Mais cette dynamique ne devrait pas nécessairement conduire à exclure les pays voisins.
La lutte contre les groupes armés exige précisément l’inverse : partage du renseignement, coordination des patrouilles, communication entre états-majors, mécanismes d’alerte et, lorsque les cadres juridiques le permettent, coopération transfrontalière.
Dans ce domaine, l’absence d’une collaboration plus étroite entre Cotonou et ses voisins sahéliens constitue donc une faiblesse collective. Et, au vu des ouvertures répétées faites par le Bénin, la responsabilité politique de cette situation incombe aujourd’hui largement aux autorités de l’AES qui maintiennent une relation de méfiance avec Cotonou.
Une guerre qui impose de dépasser les postures
L’enjeu dépasse pourtant les querelles diplomatiques.
Les zones frontalières du nord béninois demeurent exposées à la menace de groupes armés provenant des espaces sahéliens. Les autorités françaises et néerlandaises maintiennent d’ailleurs des niveaux élevés de vigilance dans les régions septentrionales du pays, notamment aux frontières avec le Burkina Faso et le Niger.
Dans ces conditions, aucune capitale ne peut vaincre seule.
Le Bénin l’a compris en choisissant de diversifier ses partenaires. Les États-Unis l’ont compris en considérant Cotonou comme un allié stratégique.

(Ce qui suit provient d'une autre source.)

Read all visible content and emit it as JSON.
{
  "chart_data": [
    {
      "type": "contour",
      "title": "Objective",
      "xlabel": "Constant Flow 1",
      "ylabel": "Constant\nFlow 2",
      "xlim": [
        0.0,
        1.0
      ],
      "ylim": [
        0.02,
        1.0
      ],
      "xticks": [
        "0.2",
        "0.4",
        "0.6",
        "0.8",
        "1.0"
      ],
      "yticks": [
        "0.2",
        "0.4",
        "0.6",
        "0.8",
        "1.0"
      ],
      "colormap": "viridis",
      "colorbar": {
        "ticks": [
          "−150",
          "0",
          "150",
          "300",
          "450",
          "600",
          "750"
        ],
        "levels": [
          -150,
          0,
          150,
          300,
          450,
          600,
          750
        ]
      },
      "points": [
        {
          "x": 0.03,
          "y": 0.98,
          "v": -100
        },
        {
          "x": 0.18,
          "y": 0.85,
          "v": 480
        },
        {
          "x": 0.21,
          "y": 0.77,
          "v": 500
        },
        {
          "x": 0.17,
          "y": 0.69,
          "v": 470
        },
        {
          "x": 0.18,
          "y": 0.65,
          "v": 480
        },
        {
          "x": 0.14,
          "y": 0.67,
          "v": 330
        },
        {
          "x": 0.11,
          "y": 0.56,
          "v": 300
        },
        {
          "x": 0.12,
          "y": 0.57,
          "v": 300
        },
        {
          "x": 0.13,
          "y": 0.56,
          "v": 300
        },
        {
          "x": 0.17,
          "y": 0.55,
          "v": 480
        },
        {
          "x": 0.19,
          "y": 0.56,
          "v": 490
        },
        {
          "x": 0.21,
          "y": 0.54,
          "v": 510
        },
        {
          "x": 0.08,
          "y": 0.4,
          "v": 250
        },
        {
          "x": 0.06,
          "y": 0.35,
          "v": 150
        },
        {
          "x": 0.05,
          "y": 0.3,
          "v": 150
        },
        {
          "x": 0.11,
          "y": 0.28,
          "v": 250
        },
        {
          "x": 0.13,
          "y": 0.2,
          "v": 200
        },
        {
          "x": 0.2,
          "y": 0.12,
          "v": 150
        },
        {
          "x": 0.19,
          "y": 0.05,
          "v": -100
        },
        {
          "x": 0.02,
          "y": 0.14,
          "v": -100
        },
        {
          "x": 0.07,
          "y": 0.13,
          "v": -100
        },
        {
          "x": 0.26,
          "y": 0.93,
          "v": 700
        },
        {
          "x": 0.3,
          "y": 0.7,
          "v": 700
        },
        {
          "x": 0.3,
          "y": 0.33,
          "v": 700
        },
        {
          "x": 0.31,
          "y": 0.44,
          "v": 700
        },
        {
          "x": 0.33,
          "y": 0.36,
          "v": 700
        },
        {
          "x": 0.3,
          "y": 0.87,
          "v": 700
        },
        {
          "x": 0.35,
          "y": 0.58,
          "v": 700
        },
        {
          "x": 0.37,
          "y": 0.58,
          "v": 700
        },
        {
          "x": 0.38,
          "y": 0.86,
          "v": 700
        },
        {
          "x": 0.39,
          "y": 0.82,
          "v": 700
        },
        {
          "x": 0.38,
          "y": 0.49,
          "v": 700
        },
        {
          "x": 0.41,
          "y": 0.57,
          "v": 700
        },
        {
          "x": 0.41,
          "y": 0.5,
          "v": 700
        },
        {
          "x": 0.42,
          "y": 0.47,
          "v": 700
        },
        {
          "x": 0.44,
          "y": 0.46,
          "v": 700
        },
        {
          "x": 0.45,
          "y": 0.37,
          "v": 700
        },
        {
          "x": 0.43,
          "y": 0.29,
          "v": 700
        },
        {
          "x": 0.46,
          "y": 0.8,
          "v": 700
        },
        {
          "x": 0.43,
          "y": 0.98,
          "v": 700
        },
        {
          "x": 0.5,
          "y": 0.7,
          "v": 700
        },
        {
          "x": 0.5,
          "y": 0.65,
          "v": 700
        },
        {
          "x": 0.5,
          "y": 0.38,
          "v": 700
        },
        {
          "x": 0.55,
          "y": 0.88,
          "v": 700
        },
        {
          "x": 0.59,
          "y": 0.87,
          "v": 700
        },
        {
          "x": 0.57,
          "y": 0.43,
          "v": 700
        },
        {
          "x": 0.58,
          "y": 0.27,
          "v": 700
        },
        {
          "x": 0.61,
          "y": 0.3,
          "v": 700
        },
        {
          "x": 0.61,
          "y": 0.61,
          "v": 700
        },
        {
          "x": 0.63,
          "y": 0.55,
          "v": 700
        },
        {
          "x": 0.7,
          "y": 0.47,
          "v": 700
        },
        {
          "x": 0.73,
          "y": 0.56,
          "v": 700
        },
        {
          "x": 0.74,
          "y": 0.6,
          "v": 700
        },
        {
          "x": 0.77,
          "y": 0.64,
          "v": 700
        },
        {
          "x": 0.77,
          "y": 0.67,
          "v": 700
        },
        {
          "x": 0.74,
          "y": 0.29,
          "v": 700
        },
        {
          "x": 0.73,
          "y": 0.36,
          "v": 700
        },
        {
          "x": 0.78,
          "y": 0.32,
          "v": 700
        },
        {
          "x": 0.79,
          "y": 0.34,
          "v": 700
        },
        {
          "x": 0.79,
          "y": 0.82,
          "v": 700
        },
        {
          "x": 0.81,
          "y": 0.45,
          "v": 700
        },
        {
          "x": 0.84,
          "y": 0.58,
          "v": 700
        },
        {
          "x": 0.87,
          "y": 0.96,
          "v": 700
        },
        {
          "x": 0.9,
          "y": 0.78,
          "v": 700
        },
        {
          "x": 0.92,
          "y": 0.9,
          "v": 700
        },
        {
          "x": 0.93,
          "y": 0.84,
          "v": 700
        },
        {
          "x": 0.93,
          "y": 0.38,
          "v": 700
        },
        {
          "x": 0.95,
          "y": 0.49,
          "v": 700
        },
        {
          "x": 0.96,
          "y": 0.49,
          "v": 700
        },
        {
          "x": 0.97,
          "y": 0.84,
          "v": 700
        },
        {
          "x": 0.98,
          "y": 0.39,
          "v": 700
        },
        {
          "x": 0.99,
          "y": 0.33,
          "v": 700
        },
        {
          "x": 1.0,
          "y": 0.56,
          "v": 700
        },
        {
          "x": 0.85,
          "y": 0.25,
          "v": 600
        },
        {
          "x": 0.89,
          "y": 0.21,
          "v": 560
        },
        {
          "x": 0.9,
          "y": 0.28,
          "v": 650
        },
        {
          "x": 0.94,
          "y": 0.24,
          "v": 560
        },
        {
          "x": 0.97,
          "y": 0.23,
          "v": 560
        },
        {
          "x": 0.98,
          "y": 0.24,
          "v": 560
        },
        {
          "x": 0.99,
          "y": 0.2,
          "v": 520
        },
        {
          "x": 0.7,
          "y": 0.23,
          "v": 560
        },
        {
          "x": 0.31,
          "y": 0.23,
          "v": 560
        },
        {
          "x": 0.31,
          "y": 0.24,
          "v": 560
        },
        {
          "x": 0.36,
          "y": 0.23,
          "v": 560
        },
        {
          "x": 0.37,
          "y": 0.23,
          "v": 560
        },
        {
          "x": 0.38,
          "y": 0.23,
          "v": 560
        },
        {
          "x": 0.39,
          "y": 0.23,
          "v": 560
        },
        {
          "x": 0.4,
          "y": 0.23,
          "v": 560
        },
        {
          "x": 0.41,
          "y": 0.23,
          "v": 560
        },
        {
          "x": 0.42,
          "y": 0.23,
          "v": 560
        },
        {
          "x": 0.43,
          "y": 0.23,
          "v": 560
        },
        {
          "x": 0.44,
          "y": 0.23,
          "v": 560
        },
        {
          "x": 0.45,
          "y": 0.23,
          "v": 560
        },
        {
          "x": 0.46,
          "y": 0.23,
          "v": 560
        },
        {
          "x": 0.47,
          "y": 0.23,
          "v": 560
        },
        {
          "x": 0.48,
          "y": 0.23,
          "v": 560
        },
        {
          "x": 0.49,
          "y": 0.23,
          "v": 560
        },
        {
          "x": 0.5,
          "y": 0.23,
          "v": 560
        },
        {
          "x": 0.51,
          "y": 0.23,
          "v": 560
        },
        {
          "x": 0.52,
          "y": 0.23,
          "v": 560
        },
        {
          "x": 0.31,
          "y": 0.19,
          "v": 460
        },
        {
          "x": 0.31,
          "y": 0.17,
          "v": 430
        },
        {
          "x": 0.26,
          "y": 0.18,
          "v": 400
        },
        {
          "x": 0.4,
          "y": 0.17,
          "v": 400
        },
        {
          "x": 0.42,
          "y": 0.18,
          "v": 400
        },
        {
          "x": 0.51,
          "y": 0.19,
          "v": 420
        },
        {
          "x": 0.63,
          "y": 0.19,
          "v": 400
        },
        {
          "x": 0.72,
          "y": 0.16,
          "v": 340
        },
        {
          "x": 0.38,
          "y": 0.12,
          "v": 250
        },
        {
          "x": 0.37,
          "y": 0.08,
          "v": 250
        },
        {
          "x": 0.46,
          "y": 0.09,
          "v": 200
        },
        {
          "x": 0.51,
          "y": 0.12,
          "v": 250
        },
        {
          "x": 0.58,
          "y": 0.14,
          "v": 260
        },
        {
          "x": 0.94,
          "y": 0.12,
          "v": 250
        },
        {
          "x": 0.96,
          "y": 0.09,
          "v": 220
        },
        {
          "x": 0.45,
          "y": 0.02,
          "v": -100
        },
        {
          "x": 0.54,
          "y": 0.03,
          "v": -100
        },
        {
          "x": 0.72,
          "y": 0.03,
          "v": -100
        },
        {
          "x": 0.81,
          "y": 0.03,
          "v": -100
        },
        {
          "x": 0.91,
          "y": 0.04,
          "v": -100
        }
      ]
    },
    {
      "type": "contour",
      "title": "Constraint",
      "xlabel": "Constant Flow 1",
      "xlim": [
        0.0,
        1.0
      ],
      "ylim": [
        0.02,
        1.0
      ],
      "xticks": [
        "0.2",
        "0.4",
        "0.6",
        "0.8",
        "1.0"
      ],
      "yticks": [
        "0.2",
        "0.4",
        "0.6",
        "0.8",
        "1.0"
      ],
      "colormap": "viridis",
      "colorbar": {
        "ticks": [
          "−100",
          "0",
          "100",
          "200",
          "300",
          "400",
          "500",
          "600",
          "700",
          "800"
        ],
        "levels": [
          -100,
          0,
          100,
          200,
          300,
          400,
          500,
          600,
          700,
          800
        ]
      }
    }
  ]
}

Le Burkina Faso, le Mali et le Niger l’ont également compris à leur manière en renforçant leur coopération militaire au sein de l’AES.
La prochaine étape devrait donc consister à faire converger ces différentes dynamiques plutôt que de les opposer.
Cotonou, Washington et l’après-Pentagone
La visite du général Fructueux Gbaguidi à Washington est finalement révélatrice d’une stratégie plus vaste : renforcer les Forces armées béninoises tout en maintenant plusieurs canaux de coopération.
Le message émanant du Pentagone est limpide : les États-Unis souhaitent poursuivre leur collaboration avec un Bénin perçu comme sûr, stable et démocratique, et intensifier les initiatives menées avec AFRICOM.
Pour Cotonou, l’enjeu sera désormais de traduire ces partenariats en capacités concrètes : davantage de renseignement, de surveillance, de mobilité, de formation et de coordination.
Mais le véritable succès diplomatique serait de parvenir, à terme, à réintégrer les voisins sahéliens dans cette équation.
Car le terrorisme ne sollicite pas de visa pour franchir une frontière.
Et si le Bénin peut légitimement se féliciter de la solidité croissante de ses partenariats sécuritaires, l’Afrique de l’Ouest ne pourra durablement contenir la menace que lorsque les divergences politiques cesseront de primer sur l’impératif de coopération entre États voisins.
Le passage du général Gbaguidi au Pentagone rappelle ainsi une évidence : dans une région où les menaces évoluent rapidement, la meilleure stratégie reste celle qui allie souveraineté, coopération, diversification des partenariats et stabilité institutionnelle.
Le Bénin semble avoir fait ce choix. Il appartient à ses voisins de décider s’ils veulent, eux aussi, transformer leurs divergences en coopération plutôt qu’en vulnérabilité collective.